By choosing our outfits well, we can brand ourselves, feel confident onstage, and even unify our audience.
Here are a couple of onstage ideas you can take advantage of:
- Wear what you normally wear. In general, this is only a good idea if your street wear is already sufficiently musician-esque. Plus, you don't really get to create a gap between your offstage and onstage persona. It's up to you as to whether or not you want to differentiate the two, but in general I have found it helpful to be an exaggerated version of myself onstage. Another way to create variation without breaking the budget is to accessorize with bandanas, wristbands, necklaces, sunglasses, and so on before hitting the stage.
- Maintain a separate stage costume. This is a good way to make sure your onstage persona differs from your offstage one. Even if you only have one wardrobe for stage use, it's better than having no way of expressing your personality in performance. If you're in a band, it's good to be thinking about color schemes and coordinating with the other members. Your attire should also be matched to your genre of music.
Here are some additional tips for onstage dress:
- Make sure your clothing is clean. Torn, unwashed, dirt-covered jeans aren't going to help you make a great impression. In fact, this is such an ingrained stereotype that it should be avoided at all costs. Make sure your clothing is neat and clean.
- Make sure your clothing is appropriate. Wearing leather, chokers, and black makeup to a jazz bar is going to seem out-of-place. Consider where you're playing, and what kind of attire is best suited to the venue. Also beware of showing too much skin.
- Make sure you come across as a professional. No, this doesn't always mean dressing up. But your attire certainly shouldn't make you appear any less professional than you are. If music is your passion, you have to develop a style that is congruent with your message.
- Make sure your style reflects your music. This goes hand-in-hand with being appropriate. If you're in hard rock band, you probably wouldn't hit the stage with a three-piece suit. Likewise, if you're a singer/songwriter, dressing up like Elvis Presley doesn't make a lot of sense. There are always some exceptions like Lady Gaga, mind you.
Offstage Ideas For Music Markers Fashion
Most if not all of us have been witnesses to celebrity meltdowns and questionable public behavior.
And while I doubt that tabloid outlets like TMZ are even going to care about how you look unless you're a star, it's still a good idea to maintain a respectable image when you're not performing.
Even when you're offstage, it doesn't necessarily mean that you aren't promoting your music. You might be attending conferences, negotiating live performance contracts with music venues, meeting with fans, and so on.
The aforementioned tips on cleanliness and appropriateness certainly apply. You don't have to wear a suit or a dress everywhere you go, but you should still work to maintain professionalism.

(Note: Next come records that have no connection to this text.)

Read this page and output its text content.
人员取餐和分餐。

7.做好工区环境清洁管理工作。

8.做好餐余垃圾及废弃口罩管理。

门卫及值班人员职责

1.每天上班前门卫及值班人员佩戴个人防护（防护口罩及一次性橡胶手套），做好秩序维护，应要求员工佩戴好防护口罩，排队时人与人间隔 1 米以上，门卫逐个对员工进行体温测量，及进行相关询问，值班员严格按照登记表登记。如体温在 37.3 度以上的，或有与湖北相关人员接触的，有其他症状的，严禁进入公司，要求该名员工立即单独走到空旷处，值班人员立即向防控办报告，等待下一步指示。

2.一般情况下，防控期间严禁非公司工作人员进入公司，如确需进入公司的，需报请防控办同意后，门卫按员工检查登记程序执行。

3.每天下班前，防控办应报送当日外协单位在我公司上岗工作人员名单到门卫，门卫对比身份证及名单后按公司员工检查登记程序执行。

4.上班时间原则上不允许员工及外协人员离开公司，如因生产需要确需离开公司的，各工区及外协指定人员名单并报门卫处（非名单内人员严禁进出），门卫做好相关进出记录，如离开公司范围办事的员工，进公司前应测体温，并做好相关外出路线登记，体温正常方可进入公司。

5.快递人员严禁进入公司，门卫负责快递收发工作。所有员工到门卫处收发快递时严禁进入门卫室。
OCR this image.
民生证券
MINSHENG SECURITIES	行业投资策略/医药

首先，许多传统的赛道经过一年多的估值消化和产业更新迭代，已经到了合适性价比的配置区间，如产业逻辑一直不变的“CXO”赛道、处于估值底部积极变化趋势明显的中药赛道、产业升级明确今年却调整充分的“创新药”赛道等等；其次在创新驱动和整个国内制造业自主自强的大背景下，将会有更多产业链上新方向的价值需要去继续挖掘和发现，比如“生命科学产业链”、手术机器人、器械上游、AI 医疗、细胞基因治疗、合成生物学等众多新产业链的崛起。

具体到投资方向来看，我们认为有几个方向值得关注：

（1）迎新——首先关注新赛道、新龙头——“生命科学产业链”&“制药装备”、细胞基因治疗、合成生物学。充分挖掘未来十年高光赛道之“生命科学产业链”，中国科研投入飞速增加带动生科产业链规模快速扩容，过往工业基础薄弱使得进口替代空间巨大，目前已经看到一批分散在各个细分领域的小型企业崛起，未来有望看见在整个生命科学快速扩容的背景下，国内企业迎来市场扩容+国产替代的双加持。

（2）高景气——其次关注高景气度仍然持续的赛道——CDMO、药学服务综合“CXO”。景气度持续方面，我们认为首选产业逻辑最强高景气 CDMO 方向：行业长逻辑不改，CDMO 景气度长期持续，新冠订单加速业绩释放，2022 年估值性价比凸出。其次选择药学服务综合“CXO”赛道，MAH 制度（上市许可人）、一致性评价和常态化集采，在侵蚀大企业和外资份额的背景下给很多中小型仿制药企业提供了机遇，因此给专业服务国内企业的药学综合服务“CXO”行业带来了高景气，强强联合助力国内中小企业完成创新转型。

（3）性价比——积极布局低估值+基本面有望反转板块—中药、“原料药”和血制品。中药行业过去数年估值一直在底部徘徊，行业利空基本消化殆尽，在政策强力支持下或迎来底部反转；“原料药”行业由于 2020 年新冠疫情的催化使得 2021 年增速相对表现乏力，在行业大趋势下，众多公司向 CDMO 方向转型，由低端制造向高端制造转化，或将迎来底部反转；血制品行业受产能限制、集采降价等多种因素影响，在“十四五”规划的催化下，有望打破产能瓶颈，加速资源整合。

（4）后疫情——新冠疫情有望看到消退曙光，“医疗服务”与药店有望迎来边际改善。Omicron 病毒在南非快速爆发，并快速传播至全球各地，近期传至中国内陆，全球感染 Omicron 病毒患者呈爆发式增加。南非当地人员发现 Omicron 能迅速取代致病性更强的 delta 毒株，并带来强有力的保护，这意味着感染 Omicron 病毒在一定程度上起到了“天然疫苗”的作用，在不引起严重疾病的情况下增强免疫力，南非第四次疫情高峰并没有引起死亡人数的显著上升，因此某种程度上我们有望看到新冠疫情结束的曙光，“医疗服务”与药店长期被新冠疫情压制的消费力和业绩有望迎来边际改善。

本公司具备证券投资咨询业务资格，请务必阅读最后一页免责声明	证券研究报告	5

Another idea that I've already brought up is creating a gap between your onstage and offstage identity. Having a dedicated onstage identity can actually help with getting you in the right mental space to perform, and can create more of a connection with your audience too.
What you wear is an outwards reflection of the kind of people you want to attract to your music. This isn't to suggest that you can't appeal to a wider demographic later on, but it can help with building your audience when you're still mostly unknown.
Consider the example of No Doubt. Their style could be described as punk/skater, certainly a fashion choice that was very relevant in the 90s.
This fashion is also very much in keeping with their musical style. Today, No Doubt and Gwen Stefani may be known across the world, but they didn't try to appeal to everyone to begin with. They had a very well-defined image. Because of that, some people immediately identified with them.
Finally, I would suggest taking inspiration from established artists. Now don't forget what I already said about the tabloids and celebrity malfunctions, but you can certainly learn from other musicians that have a track record for tastefulness.
Situational awareness is vital to picking the right clothing at the right times.
Although it's nothing to lose sleep over, if you want to create memorable experiences for your fans, you have to be aware of how you're coming across.
There might be times when a suit or a dress is appropriate, and I don't just mean if you happen to play in a jazz band. Business meetings, award ceremonies, and other important occasions might call for it.
There may also be times when street clothing works just fine. Although professionalism is important, being able to relate to people is also crucial.
Cleanliness and appropriateness should always be made a high priority in a decision making process, and as long as you follow these basic guidelines, you should do just fine.